Proposed sewer district may reduce fines for Callaway County residents
FULTON - The Callaway County Health Department will host a series of meetings throughout November to discuss a proposed sewer district.
These meetings will allow residents to voice concerns over existing Callaway County waterwaste systems.
The department’s talking points for the meetings said Home Owner Associations were “struggling to meet DNR requirements.”
The Missouri Department of Natural Resources is responsible for approving the method of wastewater systems in subdivisions, while the Missouri Department of Health and Senior Services is responsible for overseeing septic system maintenance.
“For homes that have septic systems to treat wastewater, proper septic system care and maintenance is vital to protecting public health and preserving valuable water resources,” according to DNR’s website.

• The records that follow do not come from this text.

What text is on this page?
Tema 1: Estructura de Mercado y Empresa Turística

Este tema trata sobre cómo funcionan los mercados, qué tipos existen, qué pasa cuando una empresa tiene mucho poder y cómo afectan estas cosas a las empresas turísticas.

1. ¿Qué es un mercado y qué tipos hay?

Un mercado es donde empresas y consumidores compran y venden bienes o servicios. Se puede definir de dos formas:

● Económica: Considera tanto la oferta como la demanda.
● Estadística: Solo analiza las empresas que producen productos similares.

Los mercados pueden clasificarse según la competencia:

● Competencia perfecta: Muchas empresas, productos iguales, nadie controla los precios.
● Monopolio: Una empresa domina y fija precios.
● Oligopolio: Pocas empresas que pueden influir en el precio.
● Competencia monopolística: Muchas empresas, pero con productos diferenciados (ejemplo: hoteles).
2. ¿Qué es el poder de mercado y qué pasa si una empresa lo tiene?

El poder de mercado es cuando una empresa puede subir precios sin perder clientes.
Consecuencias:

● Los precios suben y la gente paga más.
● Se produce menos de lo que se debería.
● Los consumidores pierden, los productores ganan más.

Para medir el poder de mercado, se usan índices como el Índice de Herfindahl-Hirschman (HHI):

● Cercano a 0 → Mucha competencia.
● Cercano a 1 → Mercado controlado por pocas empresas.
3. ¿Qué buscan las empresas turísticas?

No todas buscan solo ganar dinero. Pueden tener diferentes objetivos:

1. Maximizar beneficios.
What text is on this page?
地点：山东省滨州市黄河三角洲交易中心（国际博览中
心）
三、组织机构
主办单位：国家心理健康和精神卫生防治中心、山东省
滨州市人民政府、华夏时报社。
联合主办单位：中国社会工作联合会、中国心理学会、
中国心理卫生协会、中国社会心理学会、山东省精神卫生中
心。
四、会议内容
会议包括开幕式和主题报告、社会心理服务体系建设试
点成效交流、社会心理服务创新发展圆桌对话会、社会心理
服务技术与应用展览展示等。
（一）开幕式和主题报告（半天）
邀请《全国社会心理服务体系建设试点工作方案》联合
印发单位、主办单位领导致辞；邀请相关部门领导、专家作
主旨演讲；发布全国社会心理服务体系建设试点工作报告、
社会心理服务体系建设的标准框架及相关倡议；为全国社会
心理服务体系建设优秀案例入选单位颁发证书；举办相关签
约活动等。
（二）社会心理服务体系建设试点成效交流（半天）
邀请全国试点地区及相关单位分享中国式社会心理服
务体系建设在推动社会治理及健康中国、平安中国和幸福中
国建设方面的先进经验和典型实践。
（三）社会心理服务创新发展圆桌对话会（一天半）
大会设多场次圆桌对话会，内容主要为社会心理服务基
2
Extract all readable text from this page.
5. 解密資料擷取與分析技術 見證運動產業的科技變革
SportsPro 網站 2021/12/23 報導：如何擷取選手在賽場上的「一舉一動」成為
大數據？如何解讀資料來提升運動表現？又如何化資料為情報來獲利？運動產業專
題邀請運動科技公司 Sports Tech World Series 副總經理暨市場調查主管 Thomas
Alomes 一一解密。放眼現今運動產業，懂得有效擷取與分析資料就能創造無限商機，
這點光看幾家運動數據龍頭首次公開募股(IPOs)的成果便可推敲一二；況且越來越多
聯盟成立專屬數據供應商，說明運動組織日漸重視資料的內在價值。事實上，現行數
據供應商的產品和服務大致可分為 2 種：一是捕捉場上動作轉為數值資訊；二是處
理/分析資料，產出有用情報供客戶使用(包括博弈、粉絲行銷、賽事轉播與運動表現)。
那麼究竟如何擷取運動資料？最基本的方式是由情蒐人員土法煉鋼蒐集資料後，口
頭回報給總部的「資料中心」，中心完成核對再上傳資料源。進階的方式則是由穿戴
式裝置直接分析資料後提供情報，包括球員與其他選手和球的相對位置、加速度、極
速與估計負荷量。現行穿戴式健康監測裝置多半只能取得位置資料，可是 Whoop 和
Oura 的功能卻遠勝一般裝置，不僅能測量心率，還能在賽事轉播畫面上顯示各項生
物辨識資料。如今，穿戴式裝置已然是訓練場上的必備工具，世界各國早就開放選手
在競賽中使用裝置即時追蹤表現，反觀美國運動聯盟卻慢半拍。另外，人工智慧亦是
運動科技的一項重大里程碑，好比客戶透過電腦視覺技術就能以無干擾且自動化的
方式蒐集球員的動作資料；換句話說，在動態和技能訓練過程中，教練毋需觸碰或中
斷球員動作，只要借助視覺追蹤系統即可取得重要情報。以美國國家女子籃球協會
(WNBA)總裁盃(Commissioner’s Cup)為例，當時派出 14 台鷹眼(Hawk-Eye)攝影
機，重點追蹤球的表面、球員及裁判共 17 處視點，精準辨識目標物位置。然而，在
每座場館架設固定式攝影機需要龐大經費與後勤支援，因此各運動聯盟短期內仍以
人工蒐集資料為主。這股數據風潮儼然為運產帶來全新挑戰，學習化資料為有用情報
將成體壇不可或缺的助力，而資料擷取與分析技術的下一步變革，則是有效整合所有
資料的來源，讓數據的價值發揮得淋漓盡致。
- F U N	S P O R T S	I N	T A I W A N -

If wastewater systems are not maintained regularly, waterways are polluted and they pose a public health risk.
Subdivisions that are outside local sewer systems must maintain their own septic system and cannot rely on maintenance by the local public works department. The maintenance of larger sewer systems is usually paid for by a monthly fee charged to residents of that neighborhood.
Linda Oberman, Home Owners Association president of Country East, takes care of Country East’s wastewater system herself.
Oberman said when she moved to Country East in 2002, she had no idea the neighborhood had a community lagoon. Oberman also said Country East has been in violation of the DNR’s requirements for some time.
Country East was once fined $10,000 a day for violating DNR regulations, but the neighbors could only collect $4,500.
Presiding Commissioner Gary Jungermann said, “The need is out there to protect our citizens.”
In order for a sewer district to be put in place, the community must first vote on it in April.
“There would be an initial ballot question of the sewer district. Then, later next year there would be a second question on a bond, which the bond, if it passes, would then pay for infrastructure needs,” Jungermann said.
Jungermann said adding a sewer district in the Millersburg area would cost several million dollars.
“People just don’t have thousands and thousands of dollars to do that, and we need it so badly,” Oberman said.